The above code keeps the environment running for 1000 timestep. I have kept noise off, so it will take the optimum action
determined by the model.

You can use the `actor_0_solution.pth`, `actor_1_solution.pth`, `critic_0_solution.pth`, `critic_1_solution.pth` to further train
the model as well.

### Performance

Here is a clip of the trained agents playing the game:

![The Gif's meant to be here :/](./trained.gif)

I also tried to run the agents by swapping their parameters, and the performance was still good:

![The Gif's meant to be here :/](./trained_swapped.gif)

### Problems and Improvement

Well the first bitter taste in my mouth is not fully utilising the concepts from the MADDPG paper. I do wanna try more on the network architecture to see if we can have a better performing model by providing more information. Also above when visualizing I noticed in a lot of the scenarios, the agents made a lot of unnecessary movements. While this was not part of the goal at all, but I think it would be nice to see more cleaner moves. Maybe further training could help improve this, but I think by sharing both states to the model, this could possibly also pick up on this. Because from the state if the agent can understand it is not the one receiving the ball, it does not need to move up and down again and again.

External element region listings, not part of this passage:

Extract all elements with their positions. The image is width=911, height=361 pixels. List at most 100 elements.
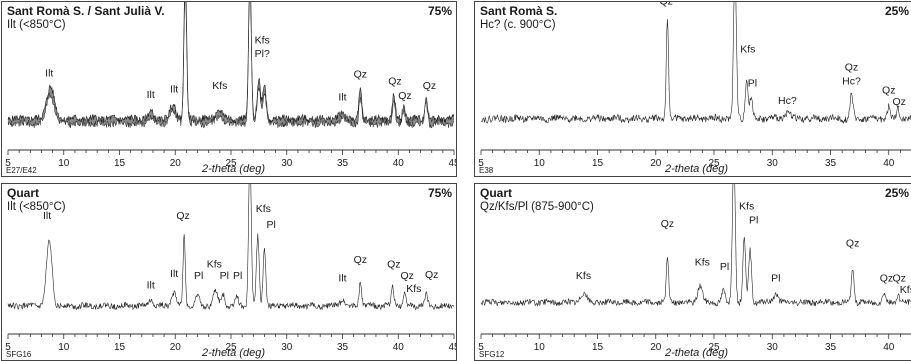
peak-annotation: Qz	[398, 90, 411, 102]
panel-title: Quart	[7, 186, 40, 200]
peak-annotation: Qz	[845, 62, 858, 74]
x-axis-label: 2-theta (deg)	[202, 163, 265, 175]
peak-annotation: Pl	[748, 78, 757, 90]
x-tick-label: 30	[281, 158, 293, 169]
panel-title: Sant Romà S. / Sant Julià V.	[7, 4, 165, 18]
panel-subtitle: Ilt (<850°C)	[7, 201, 66, 213]
x-tick-label: 10	[58, 342, 70, 353]
x-tick-label: 40	[883, 342, 895, 353]
peak-annotation: Kfs	[739, 201, 754, 213]
x-tick-label: 15	[592, 342, 604, 353]
x-axis-label: 2-theta (deg)	[665, 163, 728, 175]
x-tick-label: 25	[708, 158, 720, 169]
x-axis-label: 2-theta (deg)	[202, 347, 265, 359]
peak-annotation: Kfs	[576, 270, 591, 282]
peak-annotation: Ilt	[338, 273, 346, 285]
panel-title: Sant Romà S.	[480, 4, 558, 18]
peak-annotation: Pl	[194, 270, 203, 282]
x-tick-label: 30	[281, 342, 293, 353]
peak-annotation: Pl	[266, 219, 275, 231]
peak-annotation: Pl	[233, 270, 242, 282]
xrd-panel-3: 5 10 15 20 25 30 35 40 45 Ilt Ilt Ilt Qz Pl Kfs Pl Pl Kfs…	[1, 183, 457, 361]
peak-annotation: Kfs	[256, 203, 271, 215]
x-tick-label: 10	[534, 342, 546, 353]
peak-annotation: Qz	[846, 238, 859, 250]
peak-annotation: Kfs	[207, 259, 222, 271]
x-tick-label: 35	[337, 342, 349, 353]
xrd-plot-1: 5 10 15 20 25 30 35 40 45 Ilt Ilt Ilt Kfs Kfs Pl? Ilt Qz…	[5, 2, 456, 169]
peak-annotation: Qz	[893, 96, 906, 108]
x-tick-label: 15	[592, 158, 604, 169]
peak-annotation: Qz	[882, 85, 895, 97]
x-tick-label: 20	[650, 158, 662, 169]
x-tick-label: 25	[225, 342, 237, 353]
panel-percent: 25%	[885, 186, 910, 200]
x-tick-label: 10	[58, 158, 70, 169]
x-tick-label: 15	[114, 342, 126, 353]
panel-percent: 75%	[427, 4, 452, 18]
panel-subtitle: Ilt (<850°C)	[7, 19, 66, 31]
panel-subtitle: Hc? (c. 900°C)	[480, 19, 556, 31]
peak-annotation: Hc?	[842, 75, 861, 87]
x-axis-label: 2-theta (deg)	[665, 347, 728, 359]
panel-title: Quart	[480, 186, 513, 200]
x-tick-label: 5	[5, 158, 11, 169]
x-tick-label: 35	[337, 158, 349, 169]
peak-annotation: Pl	[720, 261, 729, 273]
series-line-lower	[7, 2, 455, 129]
x-tick-label: 40	[393, 342, 405, 353]
peak-annotation: Qz	[354, 69, 367, 81]
sample-id: E27/E42	[6, 166, 37, 175]
peak-annotation: Pl?	[255, 48, 270, 60]
peak-annotation: Kfs	[740, 43, 755, 55]
peak-annotation: Ilt	[45, 67, 53, 79]
sample-id: SFG12	[479, 350, 505, 359]
peak-annotation: Ilt	[170, 268, 178, 280]
x-tick-label: 15	[114, 158, 126, 169]
sample-id: SFG16	[6, 350, 32, 359]
sample-id: E38	[479, 166, 494, 175]
x-tick-label: 20	[650, 342, 662, 353]
peak-annotation: Qz	[880, 273, 893, 285]
series-line	[480, 2, 911, 124]
x-tick-label: 5	[478, 342, 484, 353]
xrd-plot-4: 51015202530354045KfsQzKfsPlKfsPlPlQzQzQz…	[478, 184, 911, 353]
x-tick-label: 45	[448, 342, 456, 353]
x-tick-label: 45	[448, 158, 456, 169]
peak-annotation: Kfs	[255, 34, 270, 46]
series-line	[7, 184, 455, 311]
x-tick-label: 40	[883, 158, 895, 169]
peak-annotation: Qz	[176, 210, 189, 222]
series-line	[480, 184, 911, 307]
peak-annotation: Qz	[388, 75, 401, 87]
peak-annotation: Hc?	[778, 95, 797, 107]
panel-subtitle: Qz/Kfs/Pl (875-900°C)	[480, 201, 594, 213]
peak-annotation: Pl	[771, 273, 780, 285]
peak-annotation: Ilt	[170, 83, 178, 95]
peak-annotation: Kfs	[212, 80, 227, 92]
panel-percent: 75%	[427, 186, 452, 200]
x-tick-label: 25	[708, 342, 720, 353]
peak-annotation: Ilt	[43, 210, 51, 222]
series-line	[7, 2, 455, 124]
panel-percent: 25%	[885, 4, 910, 18]
x-tick-label: 5	[478, 158, 484, 169]
peak-annotation: Qz	[354, 254, 367, 266]
peak-annotation: Kfs	[406, 283, 421, 295]
x-tick-label: 20	[170, 342, 182, 353]
peak-annotation: Qz	[400, 270, 413, 282]
xrd-panel-1: 5 10 15 20 25 30 35 40 45 Ilt Ilt Ilt Kfs Kfs Pl? Ilt Qz…	[1, 1, 457, 177]
x-tick-label: 5	[5, 342, 11, 353]
peak-annotation: Qz	[387, 259, 400, 271]
xrd-plot-3: 5 10 15 20 25 30 35 40 45 Ilt Ilt Ilt Qz Pl Kfs Pl Pl Kfs…	[5, 184, 456, 353]
peak-annotation: Pl	[749, 215, 758, 227]
x-tick-label: 25	[225, 158, 237, 169]
peak-annotation: Qz	[423, 80, 436, 92]
peak-annotation: Qz	[661, 218, 674, 230]
peak-annotation: Ilt	[147, 279, 155, 291]
x-tick-label: 30	[767, 342, 779, 353]
peak-annotation: Ilt	[338, 91, 346, 103]
peak-annotation: Ilt	[147, 89, 155, 101]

Secondly, I am not very happy about the number of episodes it took to learn, I think this could be improved a lot by using Prioritized Experience Replay. At the moment both agent refer to a single instance of memory, but they use their own experiences, but I think in this case we could train the agent with each others expereince as well, as in most cases it should be quite similar. I have tried swapping the parameters for agents and it still performed well, which supports this idea of mine I think.

I am also curisous to see if changing the optimzier would make any difference, as in both cases I used Adam and through the whole trial and error process I never changed it. So I would like to see if this would make any difference in the progresss.

Once again, I think it might help to have a network to extrapolate features from the state and then feed that into the actor and critic network. This might help the agents to pick on more info, and features network could be a single network shared with both agents. I think this would also help a lot if we were to share the memory.

Another interesting thing to try could be is using different network architecture for different agents. While in this case it shouldn't help significantly as both agent have the same goal and reward system, but it would still be interesting to see if it can make a difference.

The last thing I sort of wanna mention, is that I see the agents sort of repeating the same action that keeps the ball on air and in boundary, but which is kind of boring. It might be more interesting to make the agent try to score against the other, so here I think it will be good if the reward system was slightly changed. So it could be something simpler, if agent misses the ball or out of boundary -0.1, and if it scores against +0.1.